Technology is in my blood. My mother is a project manager for a tech company with roots in Computer Science and development. My father is a engineer, who works as a senior developer for a software company writing artful code. Growing up, my house was filled with books denoting foreign languages like Java, Objective C, Perl and others. The Mac v. PC debate in our house was as passionate as I can imagine religious debates would be in other households (for the record, we’re Apple fans).

I grew up thinking if you had a great idea, the ability to tinker, and the right garage you just might strike pay dirt and revolutionize technology. However, despite all of that emersion into technology, I never thought of myself as a “woman in tech.” I can’t code my way out of a paper bag, and the idea of mathematical feats of engineering, while fascinating, aren’t something I imagined myself doing. In fact, my only experience with what many would consider to be the traditional “hard skills” (i.e. coding) came in high school when dear friends held my hand through C++.

I decided I was better suited to journalism, but still maintained my passion for technology. I excelled, winning state awards for writing and going to academic competitions. Still, I longed to be one of those women who knew the hard stuff, who could compete with the boys (more like kick ass). Women like my mother. Women like my best friend.

It wasn’t until I got to college and settled into a Public Relations major that I realized my work could go digital. I could blend between agency and the tech world. The only problem? Digital felt a million miles away from what I was being taught in school.

I defied the idea that you had to work for behemoth agencies slaving over media lists, and sought work opportunities that dealt specifically with online strategy. Becoming a “woman in tech” was a deliberate decision with chance opportunities. I come to Social Driver with the majority of my work experience in predominantly digital, startup environments, and I wouldn’t have it any other way. I might have more experience in the tech world using strategic “soft skills,” but I would still give C++ a rematch.

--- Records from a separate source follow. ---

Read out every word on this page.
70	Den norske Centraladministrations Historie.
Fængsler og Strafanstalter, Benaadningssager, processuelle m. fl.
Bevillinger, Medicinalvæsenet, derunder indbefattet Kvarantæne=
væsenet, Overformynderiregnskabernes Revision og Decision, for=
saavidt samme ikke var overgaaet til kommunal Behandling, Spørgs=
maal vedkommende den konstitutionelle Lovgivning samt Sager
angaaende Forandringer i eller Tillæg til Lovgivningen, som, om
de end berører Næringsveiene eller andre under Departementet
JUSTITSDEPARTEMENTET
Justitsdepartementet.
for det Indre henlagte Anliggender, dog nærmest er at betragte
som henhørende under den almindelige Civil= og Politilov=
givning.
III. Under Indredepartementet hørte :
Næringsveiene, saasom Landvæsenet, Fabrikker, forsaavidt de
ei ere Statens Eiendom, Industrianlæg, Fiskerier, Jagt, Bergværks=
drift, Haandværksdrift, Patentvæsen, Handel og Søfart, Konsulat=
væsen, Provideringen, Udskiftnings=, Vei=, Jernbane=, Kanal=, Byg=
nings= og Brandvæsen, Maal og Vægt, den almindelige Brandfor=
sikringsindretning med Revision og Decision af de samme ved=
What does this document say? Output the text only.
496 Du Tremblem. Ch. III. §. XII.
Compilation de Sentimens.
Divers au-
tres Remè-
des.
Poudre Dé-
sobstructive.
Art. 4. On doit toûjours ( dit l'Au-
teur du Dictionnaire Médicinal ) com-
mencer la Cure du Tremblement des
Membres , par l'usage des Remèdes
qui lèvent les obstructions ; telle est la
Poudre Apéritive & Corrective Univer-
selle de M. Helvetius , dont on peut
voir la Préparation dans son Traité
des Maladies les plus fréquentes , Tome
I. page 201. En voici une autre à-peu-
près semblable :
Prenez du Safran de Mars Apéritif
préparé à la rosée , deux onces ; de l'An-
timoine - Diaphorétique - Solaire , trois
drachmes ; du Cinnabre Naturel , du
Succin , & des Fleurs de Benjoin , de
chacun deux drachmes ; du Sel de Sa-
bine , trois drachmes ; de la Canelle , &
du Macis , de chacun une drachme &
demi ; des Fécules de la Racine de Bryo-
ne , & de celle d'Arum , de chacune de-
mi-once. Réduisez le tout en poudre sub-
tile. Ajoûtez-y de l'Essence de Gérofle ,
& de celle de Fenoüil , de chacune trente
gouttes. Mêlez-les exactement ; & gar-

What do you most want other women and young girls to know about being a woman in our digital culture?

I want young girls to know that being a woman, especially in tech, is hard, gratifying work. I want them to know they can do and be anything. I want them to know that they don’t have to fit into a box to be successful. I want them to know that I’m proud of them for taking a risk.

The Women in Tech campaign exists to help redefine what women in technology means in the 21st century. Started independently by a group of professional women who, after many impassioned discussions about women in tech knew we wanted to expand this definition beyond ‘traditional’ technology skills. To us, it includes most every current, emerging or evolving role within an organization. By featuring leaders and emerging leaders across industries who embody this we hope to collectively ‘stand up’, be proud of our place in the digital world and inspire young women or those new to the ‘tech space’ to get involved.